What does it include and what are its main characteristics? In the first place, it is about totally demonizing and dehumanizing the adversary. The Hitler comparison is switched on and set to work immediately. This is nothing new in modern world politics: Milosevic, Saddam Hussein, Gaddafi, Lukashenko and many others were compared to Hitler in the West. In a way, this is very convenient and easy: your adversary is Hitler and no one needs any further explanations. No holds are barred in the fight against Hitler. It is this strategy that we see in today’s actions.
This dehumanization leads to the next “toxic war” feature, the denial that the adversary has the right to exist. In this context, any dialogue under this precept is impossible, the notion of “peaceful coexistence” isn’t possible, business as irrelevant, and all areas of contact (culture, etc.) are politicized. This is what we are seeing today.
The next feature is trolling instead of diplomacy. The scale of trolling on both sides is mind-boggling, and this is a new variable in the Russia-West conflict. There was nothing even remotely similar to this during the Cold War or the Stalinist period. Any requirement for at least some diplomatic etiquette is dropped in dealings with a “toxic” adversary and both sides’ press releases are increasingly reminiscent of an endless troll battle or a soap opera rather than political polemics. Let us note parenthetically that the spectators are watching the show with avid interest. On the other hand, when you have nothing to say under these “toxic” circumstances, the only option open to you is to troll. Moreover, this reciprocal trolling, once known in the form of isolated striking episodes, has become a system and almost the first foreign policy tool. And, of course, it is the primary propaganda and counterpropaganda weapon. It is actively exploited on televised talk shows on both sides and their growing popularity and ratings are a sign that the theme is in high demand and well-received by the public. There is even a term “post-trolling” hinting at its systematic nature and the lack of boundaries. As a result, sarcasm, disdain and contempt is what defines the toxic war on both sides.

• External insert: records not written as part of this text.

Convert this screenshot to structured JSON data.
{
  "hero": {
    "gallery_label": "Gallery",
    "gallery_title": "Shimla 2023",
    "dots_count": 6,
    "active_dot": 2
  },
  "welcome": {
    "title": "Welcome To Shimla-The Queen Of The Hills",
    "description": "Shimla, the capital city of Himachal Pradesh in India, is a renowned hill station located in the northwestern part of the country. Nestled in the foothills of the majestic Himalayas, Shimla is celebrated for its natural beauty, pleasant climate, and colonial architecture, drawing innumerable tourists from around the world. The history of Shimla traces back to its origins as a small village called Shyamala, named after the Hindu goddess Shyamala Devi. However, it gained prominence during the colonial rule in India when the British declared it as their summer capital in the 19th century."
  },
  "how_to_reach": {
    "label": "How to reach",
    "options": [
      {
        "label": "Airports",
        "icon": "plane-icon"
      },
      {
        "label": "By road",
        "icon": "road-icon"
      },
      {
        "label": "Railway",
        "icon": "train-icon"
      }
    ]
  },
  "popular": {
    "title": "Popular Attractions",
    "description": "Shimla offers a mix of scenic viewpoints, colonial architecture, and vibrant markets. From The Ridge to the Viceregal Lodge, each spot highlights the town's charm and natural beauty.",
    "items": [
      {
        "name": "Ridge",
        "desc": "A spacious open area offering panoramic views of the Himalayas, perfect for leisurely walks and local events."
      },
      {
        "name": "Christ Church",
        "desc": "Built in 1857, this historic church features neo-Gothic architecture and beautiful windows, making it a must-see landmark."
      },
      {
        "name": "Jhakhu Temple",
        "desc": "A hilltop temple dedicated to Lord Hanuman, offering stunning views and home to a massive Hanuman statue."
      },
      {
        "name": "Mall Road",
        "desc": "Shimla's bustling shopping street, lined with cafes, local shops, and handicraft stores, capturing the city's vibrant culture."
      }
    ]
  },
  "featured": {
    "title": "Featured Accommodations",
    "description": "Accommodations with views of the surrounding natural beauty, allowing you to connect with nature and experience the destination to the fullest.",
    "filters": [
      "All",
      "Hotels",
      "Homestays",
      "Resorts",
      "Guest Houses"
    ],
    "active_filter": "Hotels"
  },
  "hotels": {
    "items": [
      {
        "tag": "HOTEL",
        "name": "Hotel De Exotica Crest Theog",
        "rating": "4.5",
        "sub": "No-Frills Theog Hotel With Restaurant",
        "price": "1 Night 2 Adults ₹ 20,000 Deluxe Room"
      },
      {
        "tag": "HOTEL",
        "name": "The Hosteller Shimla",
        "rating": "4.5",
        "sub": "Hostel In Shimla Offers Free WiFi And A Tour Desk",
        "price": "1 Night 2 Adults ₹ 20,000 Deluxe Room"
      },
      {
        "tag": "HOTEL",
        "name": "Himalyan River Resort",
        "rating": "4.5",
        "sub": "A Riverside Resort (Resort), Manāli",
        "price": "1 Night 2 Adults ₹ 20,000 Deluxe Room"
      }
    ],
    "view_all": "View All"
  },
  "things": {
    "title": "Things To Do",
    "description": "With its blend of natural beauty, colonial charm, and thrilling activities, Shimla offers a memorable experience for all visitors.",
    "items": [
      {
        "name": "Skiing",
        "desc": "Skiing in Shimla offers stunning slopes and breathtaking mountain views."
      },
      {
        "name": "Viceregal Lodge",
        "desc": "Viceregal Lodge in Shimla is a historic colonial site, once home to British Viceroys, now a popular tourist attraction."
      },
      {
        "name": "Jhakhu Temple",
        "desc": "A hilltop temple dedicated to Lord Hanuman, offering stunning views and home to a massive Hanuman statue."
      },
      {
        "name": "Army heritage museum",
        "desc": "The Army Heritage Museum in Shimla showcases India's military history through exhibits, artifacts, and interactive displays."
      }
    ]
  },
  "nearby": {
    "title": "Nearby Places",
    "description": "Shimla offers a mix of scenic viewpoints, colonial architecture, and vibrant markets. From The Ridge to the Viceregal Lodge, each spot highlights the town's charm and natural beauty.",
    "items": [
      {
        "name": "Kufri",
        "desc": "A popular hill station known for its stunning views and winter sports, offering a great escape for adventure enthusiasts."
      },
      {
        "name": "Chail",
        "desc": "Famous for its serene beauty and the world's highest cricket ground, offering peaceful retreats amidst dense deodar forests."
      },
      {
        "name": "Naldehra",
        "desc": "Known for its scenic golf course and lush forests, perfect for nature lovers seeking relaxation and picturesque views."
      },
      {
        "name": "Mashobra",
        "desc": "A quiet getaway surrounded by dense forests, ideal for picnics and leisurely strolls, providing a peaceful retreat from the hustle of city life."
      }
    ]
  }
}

An important trait of a toxic war is its hybrid tactics. Interfering in an adversary’s domestic politics (real or postulated) is on a scale far greater than during the Cold War. More than that, this interference is emerging as a key tool in a period when a “cold” toxic war has not yet become “hot,” meaning an open military conflict. And it is clearly a very convenient method to explain domestic political failure. The wrong person won an election – blame Russia! Easy and effective!
Finally, a toxic war, from the military point of view, is simply bound to lead to an adversary’s destruction. Therefore, a big war becomes not only possible but also desirable. What used to restrain the use of nuclear weapons is disappearing fast, as we have seen during the last couple of years and now even months. New types of weapons are being considered. Strategies envisaging the limited and later global use of nuclear weapons have been developed equally quickly. Old arms reduction treaties are only obstacles on this path. Fundamental strategic instability becomes a rule in a toxic war.
The above are the main elements of the current toxic war between Russia and the West, characteristics constituting serious and qualitative differences that set it apart from the Cold War. The future will show how far this toxic war will go and whether there is a way out of its own “Cuban Missile Crisis.”